Menurut Direktur Rumah Politik Indonesia Fernando EMaS, menyatakan bahwa ajakan Biden pada Jokowi untuk mengatasi masalah pandemi Covid-19 menduga ada maksud lain yang sedang diincar Biden. Amerika ingin menjalin hubungan maksimal terutama di bidang ekonomi. Tentu ini ada alasannya melihat gelagat China yang merapat ke Indonesia. (GenPi.co, 27/9/2021)

Sebagaimana pernyataan Duta Besar Indonesia untuk China dan Mongolia, Djauhari Oratmangun, menyebut China menjadi mitra dagang nomor wahid bagi Indonesia dengan nilai perdagangan mencapai US$79 miliar atau setara Rp1.137,7 triliun. 

China bukan mitra, lebih tepatnya menjajah ekonomi Indonesia. Jadi wajar, jika terjadi persaingan di antara kedua musuh bebuyutan negara AS vs China. Keduanya berambisi memperebutkan Indonesia dijadikan sekutu sekaligus jajahan mereka. Karena geostrategis, kaya sumber daya alam (SDA), dan berpenduduk besar, cocok untuk pangsa pasar.

Tampak jelas bahwa ajakan Biden hanya minta dukungan dan persetujuan negara-negara besar dunia, termasuk Indonesia. Di balik ajakan Biden sejatinya ada bisnis vaksin Covid-19 yang keuntungannya sungguh sangat fantastis. Ini bentuk penjajahan ekonomi. Pandemi menjadi ladang bisnis, maka terjadilah kongkalikong di antara penguasa boneka dan pengusaha. Demi meraup keuntungan triliunan rupiah rakyat dipaksa vaksin dengan ancaman sanksi administratif.

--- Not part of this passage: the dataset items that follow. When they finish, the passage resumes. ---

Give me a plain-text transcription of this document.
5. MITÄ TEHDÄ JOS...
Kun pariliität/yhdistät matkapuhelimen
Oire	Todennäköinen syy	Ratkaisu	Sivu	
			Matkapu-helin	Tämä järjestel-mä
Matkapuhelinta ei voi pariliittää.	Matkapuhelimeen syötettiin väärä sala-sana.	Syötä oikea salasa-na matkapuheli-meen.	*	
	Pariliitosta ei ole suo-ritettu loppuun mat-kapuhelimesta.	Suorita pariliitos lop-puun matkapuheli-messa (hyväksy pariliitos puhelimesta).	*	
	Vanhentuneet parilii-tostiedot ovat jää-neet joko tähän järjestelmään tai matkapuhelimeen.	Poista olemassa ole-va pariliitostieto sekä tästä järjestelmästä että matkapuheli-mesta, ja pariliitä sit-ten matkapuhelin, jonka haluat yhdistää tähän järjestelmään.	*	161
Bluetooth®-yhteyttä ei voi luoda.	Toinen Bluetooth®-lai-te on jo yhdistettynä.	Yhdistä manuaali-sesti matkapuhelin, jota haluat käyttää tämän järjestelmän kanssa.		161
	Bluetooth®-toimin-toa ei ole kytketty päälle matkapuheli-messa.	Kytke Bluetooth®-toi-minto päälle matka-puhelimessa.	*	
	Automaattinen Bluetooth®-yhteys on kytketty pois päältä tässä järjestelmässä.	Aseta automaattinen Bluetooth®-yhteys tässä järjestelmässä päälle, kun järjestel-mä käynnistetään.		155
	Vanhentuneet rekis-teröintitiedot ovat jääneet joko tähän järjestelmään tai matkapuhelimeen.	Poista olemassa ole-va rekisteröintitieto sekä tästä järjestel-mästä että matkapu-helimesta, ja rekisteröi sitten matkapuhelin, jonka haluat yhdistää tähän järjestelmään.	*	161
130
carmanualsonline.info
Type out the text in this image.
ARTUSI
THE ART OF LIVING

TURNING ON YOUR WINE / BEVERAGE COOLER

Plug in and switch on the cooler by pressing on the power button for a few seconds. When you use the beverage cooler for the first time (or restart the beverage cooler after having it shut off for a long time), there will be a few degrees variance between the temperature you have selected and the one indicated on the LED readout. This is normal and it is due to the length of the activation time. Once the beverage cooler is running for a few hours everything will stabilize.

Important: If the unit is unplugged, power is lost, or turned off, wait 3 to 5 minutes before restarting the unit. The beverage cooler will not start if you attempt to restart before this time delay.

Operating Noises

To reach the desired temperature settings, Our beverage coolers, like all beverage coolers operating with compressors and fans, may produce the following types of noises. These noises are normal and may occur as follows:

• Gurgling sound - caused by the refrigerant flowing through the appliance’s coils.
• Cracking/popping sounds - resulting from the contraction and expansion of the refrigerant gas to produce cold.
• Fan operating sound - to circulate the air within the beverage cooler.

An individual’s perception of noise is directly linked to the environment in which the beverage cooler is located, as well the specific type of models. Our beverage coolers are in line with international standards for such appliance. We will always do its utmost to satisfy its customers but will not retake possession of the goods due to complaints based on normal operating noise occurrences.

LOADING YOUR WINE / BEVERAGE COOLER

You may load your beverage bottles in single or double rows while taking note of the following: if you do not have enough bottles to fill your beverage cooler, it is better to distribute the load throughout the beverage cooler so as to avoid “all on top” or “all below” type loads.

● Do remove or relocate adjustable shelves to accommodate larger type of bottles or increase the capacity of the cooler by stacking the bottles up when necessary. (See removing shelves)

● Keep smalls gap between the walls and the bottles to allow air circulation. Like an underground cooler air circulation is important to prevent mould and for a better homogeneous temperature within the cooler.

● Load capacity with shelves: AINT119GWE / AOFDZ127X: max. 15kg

Sementara, Negara Indonesia terlilit utang tercatat hingga Mei 2021 mencapai Rp6.418,5 triliun. Sejumlah ekonom sepakat bahwa utang Indonesia masuk kategori gawat. Lebih-lebih Badan Pemeriksa Keuangan (BPK) mengkhawirkan pemerintah RI tidak akan mampu membayar utang dan bunganya.

Ancaman gagal bayar utang (default) tidak bisa ditutup-tutupi lagi. Jika pemerintah gagal membayar utang, skema terburuknya negara bangkrut. Imbasnya negara kolaps, yang berakibat fatal bagi roda perekonomian sehingga menjadi lumpuh bahkan mati. Maka terjadilah efek domino.

Kondisi tersebut tampaknya diendus dengan baik oleh AS dan kesempatan emas itu tidak disia-siakan. AS tahu apa yang dibutuhkan Indonesia yakni dana segar untuk menunda lonceng kematiannya. Kemudian diajaklah Jokowi dengan sedikit memberikan penghormatan agar dapat membuat Jokowi tetap menjadi bonekanya yang setia mengikuti kemauan tuannya. Tunduk menyerahkan kedaulatan kepada lembaga-lembaga penjajahan internasional, semisal IMF.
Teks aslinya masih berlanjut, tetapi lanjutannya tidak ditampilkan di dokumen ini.